Bancos protegem caloteiro através de manobras para não cumprir ordens de execução
Com vista a execução da acção para o pagamento daquela quantia certa, aquela secção comercial do Tribunal Judicial da Cidade de Maputo, em ofício datado de 05 de Maio interpelou ao Banco Comercial de Investimento (BCI) para informar se existem abertas contas em nome da TotalEnergies e em caso afirmativo penhorar os saldos existentes até ao montante de 1.300.000.000,00 Mt (um bilião e trezentos milhões de meticais) suficiente para o pagamento da dívida e custas prováveis.
Para o efeito, o tribunal ordenou que o valor fosse transferido para a conta do tribunal com uma nota de crédito a fim de ser junta aos autos. O BCI ainda não se pronunciou sobre o assunto, mas em Abril de 2024 tinha alegado alguma limitação pelo facto de ter obtido indicação de que o StandardBank havia, afinal, prestado uma garantia bancária a favor da TotalEnergies que assegurava o pagamento integral da dívida.
Sucede, porém, que apesar de existir esta garantia bancária, o Standard Bank tem estado a recorrer a um expediente dilatório para se furtar de executar a ordem do tribunal alegadamente porque expirou, o que não procede, pois, a mesma cessou termos depois da sentença do tribunal.
Neste momento, o Standard Bank tem sob sua mesa uma nova interpelação da Passion For Brands alertando sobre o risco de o banco ser demandado judicialmente se prevalecerem sinais de manobras tendentes a obstruir a efectivação da penhora dos saldos bancários determinados judicialmente.

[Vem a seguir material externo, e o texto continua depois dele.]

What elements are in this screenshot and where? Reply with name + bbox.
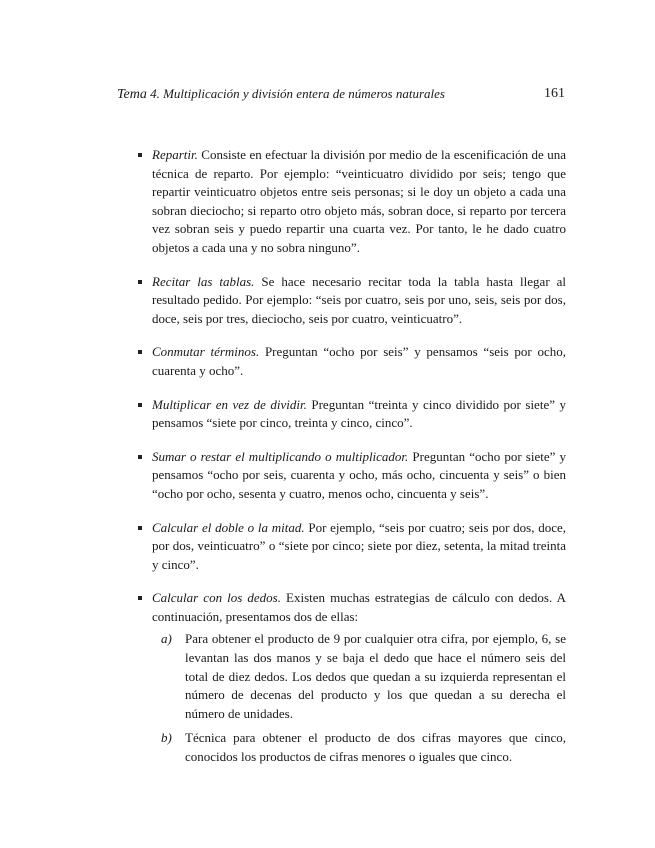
item-term: Recitar las tablas. xyxy=(152,273,255,289)
list-item xyxy=(138,396,566,433)
item-term: Sumar o restar el multiplicando o multiplicador. xyxy=(152,448,409,464)
item-text: Se hace necesario recitar toda la tabla hasta llegar al resultado pedido. Por ejemplo: “seis por cuatro, seis por uno, seis, seis por dos, doce, seis por tres, dieciocho, seis por cuatro, veinticuatro”. xyxy=(152,273,567,326)
list-item xyxy=(138,519,566,575)
bullet-icon xyxy=(138,403,142,407)
sub-list-item xyxy=(161,729,566,766)
bullet-icon xyxy=(138,526,142,530)
chapter-title xyxy=(117,86,445,101)
sub-item-text: Técnica para obtener el producto de dos cifras mayores que cinco, conocidos los productos de cifras menores o iguales que cinco. xyxy=(185,730,566,765)
tema-word: Tema xyxy=(117,87,147,102)
sub-item-label: b) xyxy=(161,730,172,746)
item-text: Preguntan “treinta y cinco dividido por siete” y pensamos “siete por cinco, treinta y cinco, cinco”. xyxy=(152,396,566,431)
sub-item-label: a) xyxy=(161,631,172,647)
item-term: Multiplicar en vez de dividir. xyxy=(152,396,307,412)
sub-list xyxy=(152,630,566,766)
bullet-icon xyxy=(138,455,142,459)
item-term: Repartir. xyxy=(152,147,198,162)
page-number: 161 xyxy=(544,86,565,101)
bullet-icon xyxy=(138,350,142,354)
item-term: Conmutar términos. xyxy=(152,344,260,360)
bullet-icon xyxy=(138,596,142,600)
running-header xyxy=(117,86,565,103)
item-text: Preguntan “ocho por seis” y pensamos “seis por ocho, cuarenta y ocho”. xyxy=(152,344,566,378)
item-text: Existen muchas estrategias de cálculo con dedos. A continuación, presentamos dos de ellas: xyxy=(152,590,566,624)
item-text: Preguntan “ocho por siete” y pensamos “ocho por seis, cuarenta y ocho, más ocho, cincuenta y seis” o bien “ocho por ocho, sesenta y cuatro, menos ocho, cincuenta y seis”. xyxy=(152,448,566,501)
item-term: Calcular con los dedos. xyxy=(152,590,281,606)
list-item xyxy=(138,273,566,329)
item-term: Calcular el doble o la mitad. xyxy=(152,519,305,535)
list-item xyxy=(138,589,566,766)
bullet-icon xyxy=(138,153,142,157)
sub-item-text: Para obtener el producto de 9 por cualquier otra cifra, por ejemplo, 6, se levantan las dos manos y se baja el dedo que hace el número seis del total de diez dedos. Los dedos que quedan a su izquierda representan el número de decenas del producto y los que quedan a su derecha el número de unidades. xyxy=(185,631,566,721)
list-item xyxy=(138,448,566,504)
sub-list-item xyxy=(161,630,566,723)
item-text: Por ejemplo, “seis por cuatro; seis por dos, doce, por dos, veinticuatro” o “siete por cinco; siete por diez, setenta, la mitad treinta y cinco”. xyxy=(152,519,566,572)
list-item xyxy=(138,343,566,380)
bullet-icon xyxy=(138,280,142,284)
list-item xyxy=(138,146,566,258)
item-text: Consiste en efectuar la división por medio de la escenificación de una técnica de reparto. Por ejemplo: “veinticuatro dividido por seis; tengo que repartir veinticuatro objetos entre seis personas; si le doy un objeto a cada una sobran dieciocho; si reparto otro objeto más, sobran doce, si reparto por tercera vez sobran seis y puedo repartir una cuarta vez. Por tanto, le he dado cuatro objetos a cada una y no sobra ninguno”. xyxy=(152,147,566,255)
strategy-list xyxy=(138,146,566,782)
chapter-title-rest: 4. Multiplicación y división entera de números naturales xyxy=(150,86,445,101)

Banco de Moçambique chamado a intervir para salvar bom nome do sistema
Por desconfiar que os bancos comerciais estejam num expediente dilatório para não executarem a TotalEnergies pela sua qualidade enquanto “grande cliente”, a Passion For Brands acaba de interpelar, segundo o Evidências apurou, ao regulador, neste caso o Banco de Moçambique, para que intervenha.
Segundo a Passion For Brands inúmeras são as denúncias de práticas ilegais por parte de Bancos Comerciais a operar em Moçambique, os quais têm sistematicamente inviabilizado o cumprimento de ordens de penhora emitidas no âmbito de processos executivos, mediante negociações com os seus clientes que visam a prática de manobras dilatórias, o que configura obstrução à justiça e violação de decisões judiciais transitadas em julgado.

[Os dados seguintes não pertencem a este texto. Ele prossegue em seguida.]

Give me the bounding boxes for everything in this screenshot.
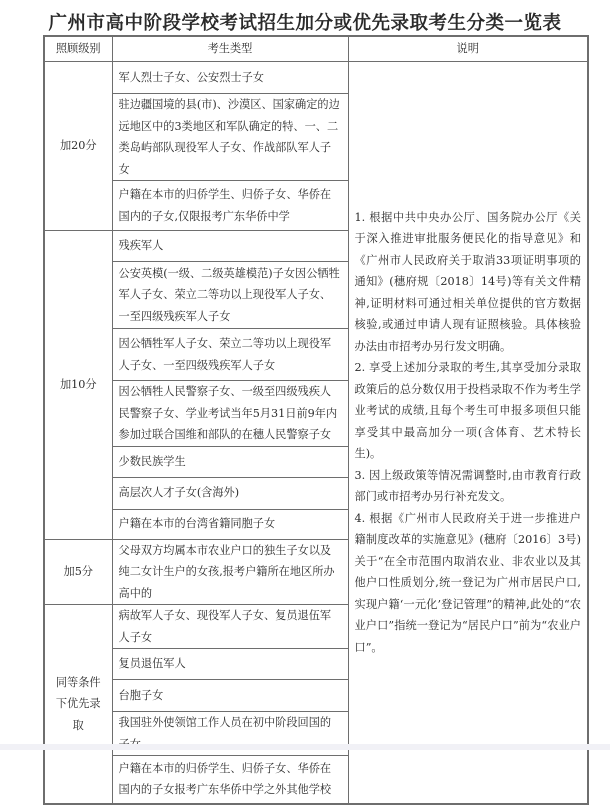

No caso em concreto, a Passions For Brands pede uma verificação minuciosa da actuação e responsabilizaçãdo do Standard Bank e BCI por estarem a fazer manobras para atrasar o cumprimento de ordens do tribunal, apesar de terem sido formalmente notificadas para o cumprimento de penhora.
No seu ofício, lembra que este não é um caso isolado, pois já anteriormente foi ordenada e ignorada a penhora de saldos bancários pertencentes à Total Energies, SA, em virtude do incumprimento reiterado de obrigações de pagamento assumidas.